Songe d’une nuit d’été

Je sais par avance, bien chers lecteurs, que mon présent papier n’est qu’une fantaisie délirante. Il n’empêche que je ne refrénerai pas mon envie de raconter, ne serait-ce que pour provoquer dans vos rangs un pâle sourire, la vision qui m’est tombée dessus par une nuit sans sommeil.

Et, pour utiliser une formule depuis longtemps adoptée par de « saintes écritures », je dirais que « j’ai vu en songe » se dérouler dans un demi-sommeil un scénario ahurissant en rapport avec la situation désastreuse dans laquelle le Liban se retrouve coincé.
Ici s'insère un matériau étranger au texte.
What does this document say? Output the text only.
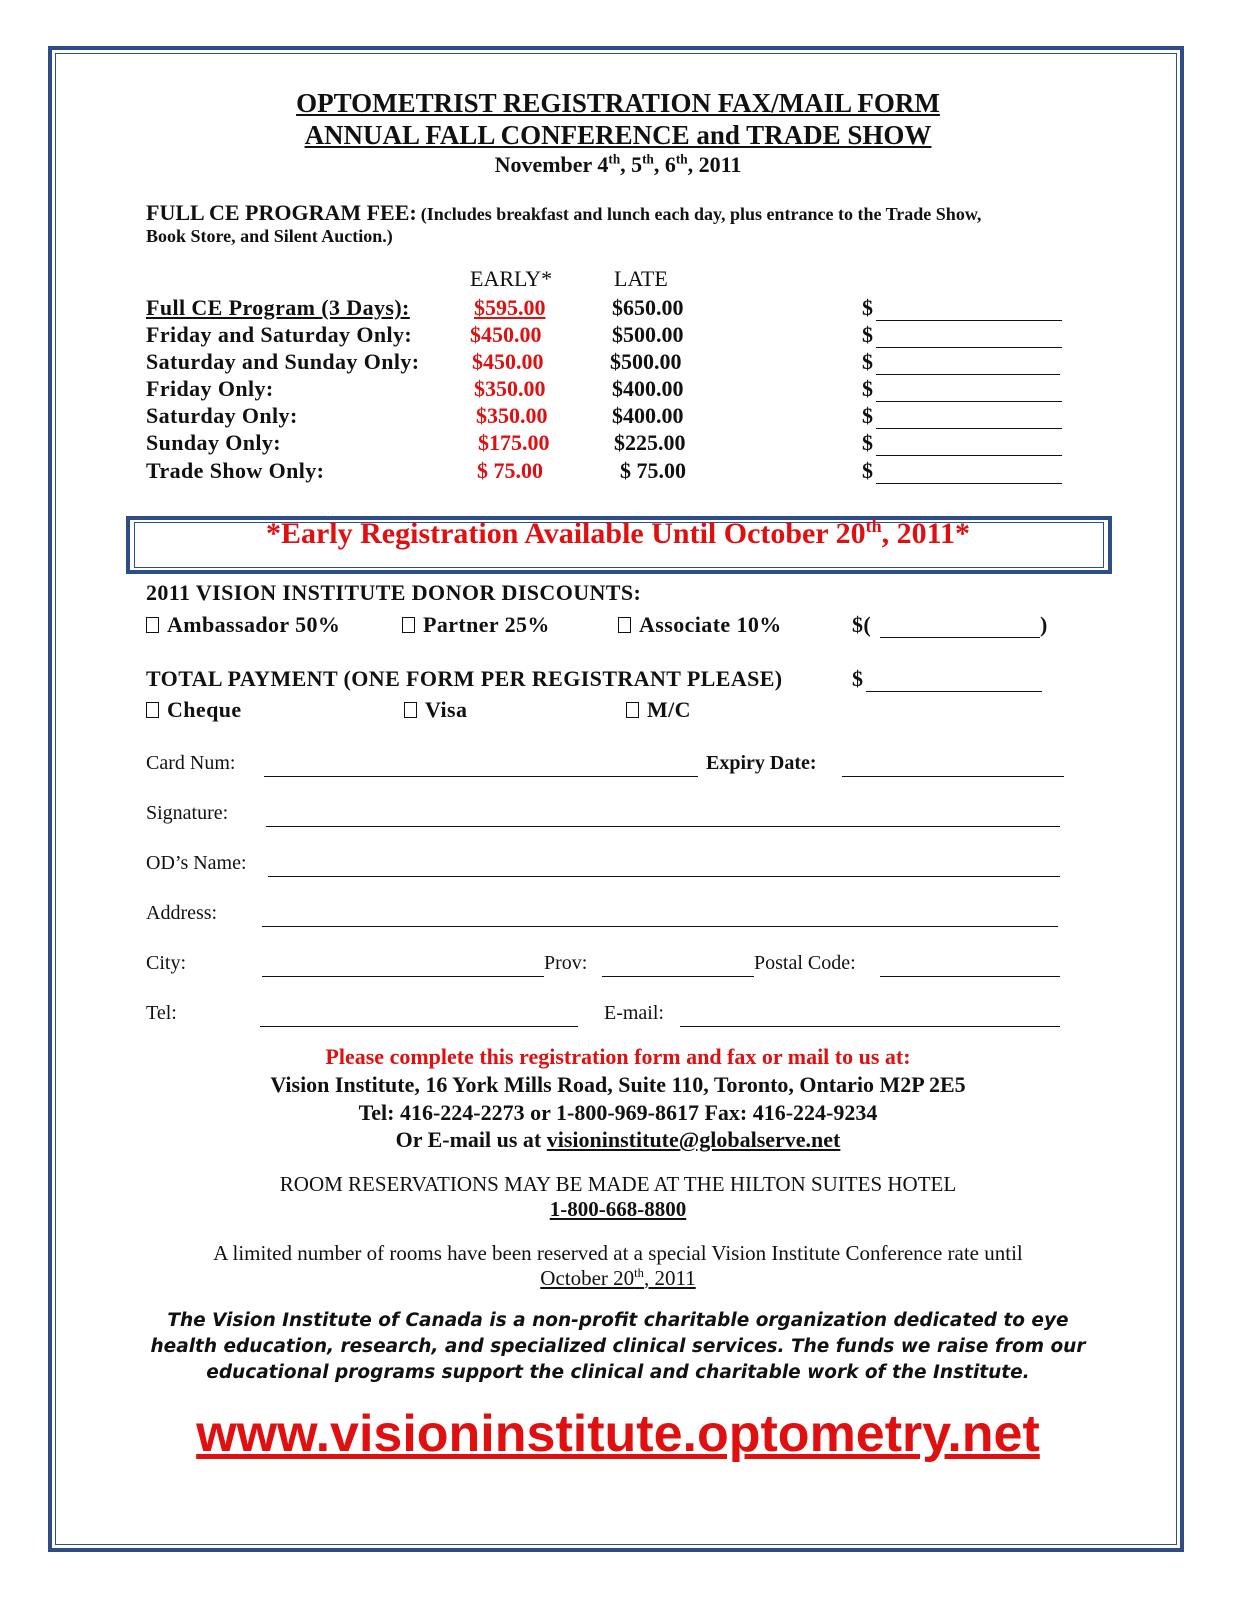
OPTOMETRIST REGISTRATION FAX/MAIL FORM
ANNUAL FALL CONFERENCE and TRADE SHOW
November 4th, 5th, 6th, 2011
FULL CE PROGRAM FEE: (Includes breakfast and lunch each day, plus entrance to the Trade Show,
Book Store, and Silent Auction.)
EARLY*	LATE
Full CE Program (3 Days):	$595.00	$650.00	$
Friday and Saturday Only:	$450.00	$500.00	$
Saturday and Sunday Only: $450.00	$500.00	$
Friday Only:	$350.00	$400.00	$
Saturday Only:	$350.00	$400.00	$
Sunday Only:	$175.00	$225.00	$
Trade Show Only:	$ 75.00	$ 75.00	$
*Early Registration Available Until October 20th, 2011*
2011 VISION INSTITUTE DONOR DISCOUNTS:
Ambassador 50%	Partner 25%	Associate 10%	$(	)
TOTAL PAYMENT (ONE FORM PER REGISTRANT PLEASE)	$
Cheque	Visa	M/C
Card Num:	Expiry Date:
Signature:
OD’s Name:
Address:
City:	Prov:	Postal Code:
Tel:	E-mail:
Please complete this registration form and fax or mail to us at:
Vision Institute, 16 York Mills Road, Suite 110, Toronto, Ontario M2P 2E5
Tel: 416-224-2273 or 1-800-969-8617 Fax: 416-224-9234
Or E-mail us at visioninstitute@globalserve.net
ROOM RESERVATIONS MAY BE MADE AT THE HILTON SUITES HOTEL
1-800-668-8800
A limited number of rooms have been reserved at a special Vision Institute Conference rate until
October 20th, 2011
The Vision Institute of Canada is a non-profit charitable organization dedicated to eye health education, research, and specialized clinical services. The funds we raise from our educational programs support the clinical and charitable work of the Institute.
www.visioninstitute.optometry.net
J’ai donc vu apparaître sans annonce préalable le personnage de notre président s’adressant en direct à ses concitoyens à partir d’une chaîne de télévision locale. Pour communiquer sur un ton dramatique un message solennel à la classe politique du peuple libanais. Députés, ministres, anciens responsables retraités, chefs de parti et de milice, directeurs de banque, hauts gradés militaires, membres du corps judiciaire et chefs de service de tous les offices de l’État sont appelés à répondre positivement à la déclaration qui devait suivre :

« C’est en accord avec le président du Conseil des ministres que je m’adresse à vous, dit-il, à cause de la crise que traverse le pays et qui vient d’atteindre son point de non-retour. Le temps nous bouscule et nous n’avons plus d’autre choix. Sachez que nous détenons des renseignements très graves concernant la majorité d’entre vous. Des dossiers d’accusation avec chiffres précis à l’appui, relatifs à divers détournements de fonds nous ont été remis directement par le secrétariat général de l’ONU avec la caution des grandes puissances de la planète. Nous nous trouvons par conséquent face à une décision extrêmement douloureuse mais absolument nécessaire à prendre, si nous tenons à la souveraineté de notre pays. Nous n’avons même plus le temps matériel pour réaliser les réformes qui auraient permis un répit financier. L’urgence nous oblige à recourir à la solution extrême à laquelle vous êtes tous tenus de souscrire. Ceux qui savent avoir gardé les mains propres en matière de corruption n’ont rien à craindre. Ils ne sont, hélas ! qu’une minorité. Pour les autres, il ne nous reste qu’une seule proposition à faire, celle de leur demander de saisir “au vol” l’unique option raisonnable qui vient à l’esprit. Ainsi, c’est entre un blocage définitif de vos dépôts bancaires aux quatre coins du globe, assorti de la confiscation de vos biens immobiliers et de ceux de vos prête-noms, d’une part, et la jouissance en toute liberté du tiers des sommes détournées à votre profit personnel, d’autre part, que vous devez choisir. Vous avez un délai de quelques heures pour faire transférer à notre Trésor public les deux tiers restants des fonds que vous avez indûment acquis. Nous savons en toute équité que ce qui vous est épargné demeure largement suffisant pour assurer à vous-mêmes et à votre progéniture, le restant de vos jours, une sécurité matérielle plus que confortable. Si vous vous exécutez conformément au délai imparti, je vous garantis, au nom du peuple libanais, l’immunité définitive et la suspension de toute sanction. »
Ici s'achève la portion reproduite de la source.